The Narrow Corridor: States, Societies, and the Fate of Liberty, a 2019 book by Acemoglu and University of Chicago economist and political scientist James A. Robinson, was hailed by Fareed Zakaria in the Washington Post as “the best recent work” on the subject of “why is it so difficult to develop and sustain liberal democracy?"

“If political order is rare, liberal political order is rarer still,” Zakaria wrote last July. “Liberal democracy is the Goldilocks form of government. It needs a state that is strong enough to govern effectively but not so strong that it crushes the liberties and rights of its people. The authors call this ‘the shackled Leviathan.’”

Acemoglu’s working paper Harms of AI argues that the technology needs to be appropriately regulated for society to reap its full benefits.
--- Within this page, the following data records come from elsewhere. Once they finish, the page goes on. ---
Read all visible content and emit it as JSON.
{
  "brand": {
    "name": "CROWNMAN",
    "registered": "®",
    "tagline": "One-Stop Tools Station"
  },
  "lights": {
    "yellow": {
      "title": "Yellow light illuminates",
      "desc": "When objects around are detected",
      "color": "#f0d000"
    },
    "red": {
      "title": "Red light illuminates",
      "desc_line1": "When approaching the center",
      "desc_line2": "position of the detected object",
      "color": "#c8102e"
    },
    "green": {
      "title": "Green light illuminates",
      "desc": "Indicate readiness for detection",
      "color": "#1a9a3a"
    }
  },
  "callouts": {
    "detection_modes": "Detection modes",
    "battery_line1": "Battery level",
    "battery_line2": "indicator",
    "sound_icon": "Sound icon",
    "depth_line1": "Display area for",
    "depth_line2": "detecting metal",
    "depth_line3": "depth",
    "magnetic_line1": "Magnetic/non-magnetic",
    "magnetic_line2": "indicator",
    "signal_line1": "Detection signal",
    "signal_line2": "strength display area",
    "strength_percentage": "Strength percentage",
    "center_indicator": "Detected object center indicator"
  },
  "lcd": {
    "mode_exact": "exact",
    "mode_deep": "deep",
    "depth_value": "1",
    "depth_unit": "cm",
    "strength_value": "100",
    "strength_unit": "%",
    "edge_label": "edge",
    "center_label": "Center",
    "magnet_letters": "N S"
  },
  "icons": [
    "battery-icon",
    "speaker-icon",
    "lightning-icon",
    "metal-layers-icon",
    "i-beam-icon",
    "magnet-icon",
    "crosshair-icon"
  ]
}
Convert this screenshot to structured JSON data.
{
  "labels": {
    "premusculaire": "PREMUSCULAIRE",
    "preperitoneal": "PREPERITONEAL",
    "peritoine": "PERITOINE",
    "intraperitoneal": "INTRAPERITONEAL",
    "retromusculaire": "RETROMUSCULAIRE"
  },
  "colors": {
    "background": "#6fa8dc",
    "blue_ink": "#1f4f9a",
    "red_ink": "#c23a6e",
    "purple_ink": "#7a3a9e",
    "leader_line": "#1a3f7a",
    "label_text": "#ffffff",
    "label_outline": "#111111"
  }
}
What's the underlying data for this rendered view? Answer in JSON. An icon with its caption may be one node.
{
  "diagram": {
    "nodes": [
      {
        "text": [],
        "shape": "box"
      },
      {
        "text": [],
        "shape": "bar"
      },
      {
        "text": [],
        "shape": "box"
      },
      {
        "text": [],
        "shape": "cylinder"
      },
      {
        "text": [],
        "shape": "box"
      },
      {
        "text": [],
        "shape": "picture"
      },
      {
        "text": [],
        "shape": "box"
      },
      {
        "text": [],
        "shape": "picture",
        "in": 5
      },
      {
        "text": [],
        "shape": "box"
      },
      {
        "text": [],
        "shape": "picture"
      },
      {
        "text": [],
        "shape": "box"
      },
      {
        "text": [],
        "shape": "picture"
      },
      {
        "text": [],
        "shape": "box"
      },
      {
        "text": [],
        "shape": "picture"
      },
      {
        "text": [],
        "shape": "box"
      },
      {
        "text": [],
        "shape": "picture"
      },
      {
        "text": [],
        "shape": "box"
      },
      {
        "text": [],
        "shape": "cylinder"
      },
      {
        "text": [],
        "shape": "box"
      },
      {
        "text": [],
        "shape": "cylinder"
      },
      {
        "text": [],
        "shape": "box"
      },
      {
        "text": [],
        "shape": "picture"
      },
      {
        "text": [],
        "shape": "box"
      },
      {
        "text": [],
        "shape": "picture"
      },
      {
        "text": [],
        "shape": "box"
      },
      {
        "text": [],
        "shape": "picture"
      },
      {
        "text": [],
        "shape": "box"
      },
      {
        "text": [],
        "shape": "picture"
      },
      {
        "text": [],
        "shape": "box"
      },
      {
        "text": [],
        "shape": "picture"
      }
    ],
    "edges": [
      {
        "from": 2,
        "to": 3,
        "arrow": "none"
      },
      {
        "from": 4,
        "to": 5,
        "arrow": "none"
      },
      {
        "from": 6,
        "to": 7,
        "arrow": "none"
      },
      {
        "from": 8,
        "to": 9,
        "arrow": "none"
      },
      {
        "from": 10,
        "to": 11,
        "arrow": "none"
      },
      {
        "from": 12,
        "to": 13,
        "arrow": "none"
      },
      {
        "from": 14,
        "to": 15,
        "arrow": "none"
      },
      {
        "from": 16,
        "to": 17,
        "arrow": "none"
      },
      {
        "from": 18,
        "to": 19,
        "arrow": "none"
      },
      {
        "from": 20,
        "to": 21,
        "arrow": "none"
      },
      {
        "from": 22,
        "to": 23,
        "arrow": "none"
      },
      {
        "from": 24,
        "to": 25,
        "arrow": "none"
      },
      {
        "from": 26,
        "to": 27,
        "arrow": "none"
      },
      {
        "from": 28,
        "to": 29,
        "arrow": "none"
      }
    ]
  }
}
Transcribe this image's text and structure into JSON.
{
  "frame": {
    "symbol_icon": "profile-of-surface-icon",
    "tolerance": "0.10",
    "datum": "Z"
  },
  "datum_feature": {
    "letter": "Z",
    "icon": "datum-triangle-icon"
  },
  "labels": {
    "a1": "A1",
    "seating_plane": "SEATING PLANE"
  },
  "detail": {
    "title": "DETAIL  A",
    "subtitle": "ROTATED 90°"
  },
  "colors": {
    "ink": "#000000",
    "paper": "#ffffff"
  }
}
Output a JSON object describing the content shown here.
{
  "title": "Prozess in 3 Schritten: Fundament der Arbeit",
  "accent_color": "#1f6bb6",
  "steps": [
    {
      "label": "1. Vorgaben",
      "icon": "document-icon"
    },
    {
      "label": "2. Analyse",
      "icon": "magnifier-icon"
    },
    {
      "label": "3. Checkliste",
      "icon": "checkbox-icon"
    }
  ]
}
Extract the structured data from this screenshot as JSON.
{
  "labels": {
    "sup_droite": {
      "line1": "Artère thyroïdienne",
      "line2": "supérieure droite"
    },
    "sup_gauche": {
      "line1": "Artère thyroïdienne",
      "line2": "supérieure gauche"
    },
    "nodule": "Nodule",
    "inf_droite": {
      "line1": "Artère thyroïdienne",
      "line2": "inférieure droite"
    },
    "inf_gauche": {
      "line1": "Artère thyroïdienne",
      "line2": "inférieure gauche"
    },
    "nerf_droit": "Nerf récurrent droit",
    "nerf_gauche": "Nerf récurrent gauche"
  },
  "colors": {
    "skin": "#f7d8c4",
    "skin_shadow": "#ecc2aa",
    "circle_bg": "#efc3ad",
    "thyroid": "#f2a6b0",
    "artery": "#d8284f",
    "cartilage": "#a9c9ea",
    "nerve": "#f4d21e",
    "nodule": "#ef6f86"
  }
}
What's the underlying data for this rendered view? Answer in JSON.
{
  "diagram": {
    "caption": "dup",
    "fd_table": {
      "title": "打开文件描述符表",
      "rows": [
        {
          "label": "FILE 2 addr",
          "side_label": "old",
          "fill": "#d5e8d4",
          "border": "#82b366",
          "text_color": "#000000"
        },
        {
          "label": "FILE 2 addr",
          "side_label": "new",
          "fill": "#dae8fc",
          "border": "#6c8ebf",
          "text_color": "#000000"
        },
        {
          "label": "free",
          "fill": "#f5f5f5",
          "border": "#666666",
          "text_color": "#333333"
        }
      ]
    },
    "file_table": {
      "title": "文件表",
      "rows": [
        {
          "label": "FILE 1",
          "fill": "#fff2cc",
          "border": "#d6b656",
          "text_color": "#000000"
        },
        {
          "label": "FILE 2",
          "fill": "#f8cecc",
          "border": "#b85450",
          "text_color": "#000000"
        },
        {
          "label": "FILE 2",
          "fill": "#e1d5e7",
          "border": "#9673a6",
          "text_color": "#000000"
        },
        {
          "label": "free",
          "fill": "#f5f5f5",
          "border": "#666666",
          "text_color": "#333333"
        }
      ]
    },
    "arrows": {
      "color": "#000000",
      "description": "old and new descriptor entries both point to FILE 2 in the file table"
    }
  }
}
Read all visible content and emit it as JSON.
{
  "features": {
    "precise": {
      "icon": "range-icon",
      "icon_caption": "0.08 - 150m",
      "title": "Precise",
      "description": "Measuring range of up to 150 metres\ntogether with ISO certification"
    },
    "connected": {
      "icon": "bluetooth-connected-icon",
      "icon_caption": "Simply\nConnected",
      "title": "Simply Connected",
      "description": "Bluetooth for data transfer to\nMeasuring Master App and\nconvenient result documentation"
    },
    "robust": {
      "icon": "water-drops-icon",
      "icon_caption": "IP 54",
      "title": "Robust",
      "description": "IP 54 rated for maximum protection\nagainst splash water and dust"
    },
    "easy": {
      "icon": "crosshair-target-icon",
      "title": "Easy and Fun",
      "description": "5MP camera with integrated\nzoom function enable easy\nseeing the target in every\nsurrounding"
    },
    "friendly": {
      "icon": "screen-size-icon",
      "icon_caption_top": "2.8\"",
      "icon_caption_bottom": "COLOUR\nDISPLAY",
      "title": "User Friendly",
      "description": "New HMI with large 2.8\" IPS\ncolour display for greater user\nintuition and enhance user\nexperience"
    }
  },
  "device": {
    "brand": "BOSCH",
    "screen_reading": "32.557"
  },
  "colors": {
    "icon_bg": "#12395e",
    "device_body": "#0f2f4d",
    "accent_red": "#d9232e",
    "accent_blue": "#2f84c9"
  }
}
As summarized by the Brookings Institution, which hosted Acemoglu in a December online discussion: With proper regulation, such pitfalls as “damaging competition, consumer privacy, and consumer choice; fueling inequality and failing to improve worker productivity; and damaging political discourse, democracy’s most fundamental lifeblood . . . can be avoided, and AI can lead to economic growth, shared prosperity, and substantially greater welfare for our society.”

Mitigating the Negatives

During the Brookings event, Acemoglu said that “society benefits from power balances,” and because AI development is concentrated in just a handful of companies, the field needs to be democratized with competition and more diverse voices.

Even if the downsides are not imminent or substantial, Acemoglu writes, “it may be useful to understand them before they are fully realized and become harder or even impossible to reverse, precisely because of AI’s promising and wide-reaching potential.”

The paper covers three broad areas of AI economic and social costs: collection and control of information; labor market effects; and communication and democracy.

Acemoglu concludes that the best way to prevent the costs is “to regulate AI and redirect AI research, away from these harmful endeavors and towards areas where AI can create new tasks that increase human productivity and new products and algorithms that can empower workers and citizens.” He acknowledges that “such a redirection is unlikely, and regulation of AI is probably more difficult than the regulation of many other technologies – both because of its fast-changing, pervasive nature and because of the international dimension.

“We also have to be careful,” he adds, “since history is replete with instances in which governments and powerful interest groups opposed new technologies, with disastrous consequences for economic growth. Nevertheless, the importance of these potential harms justifies the need to start having such conversations.”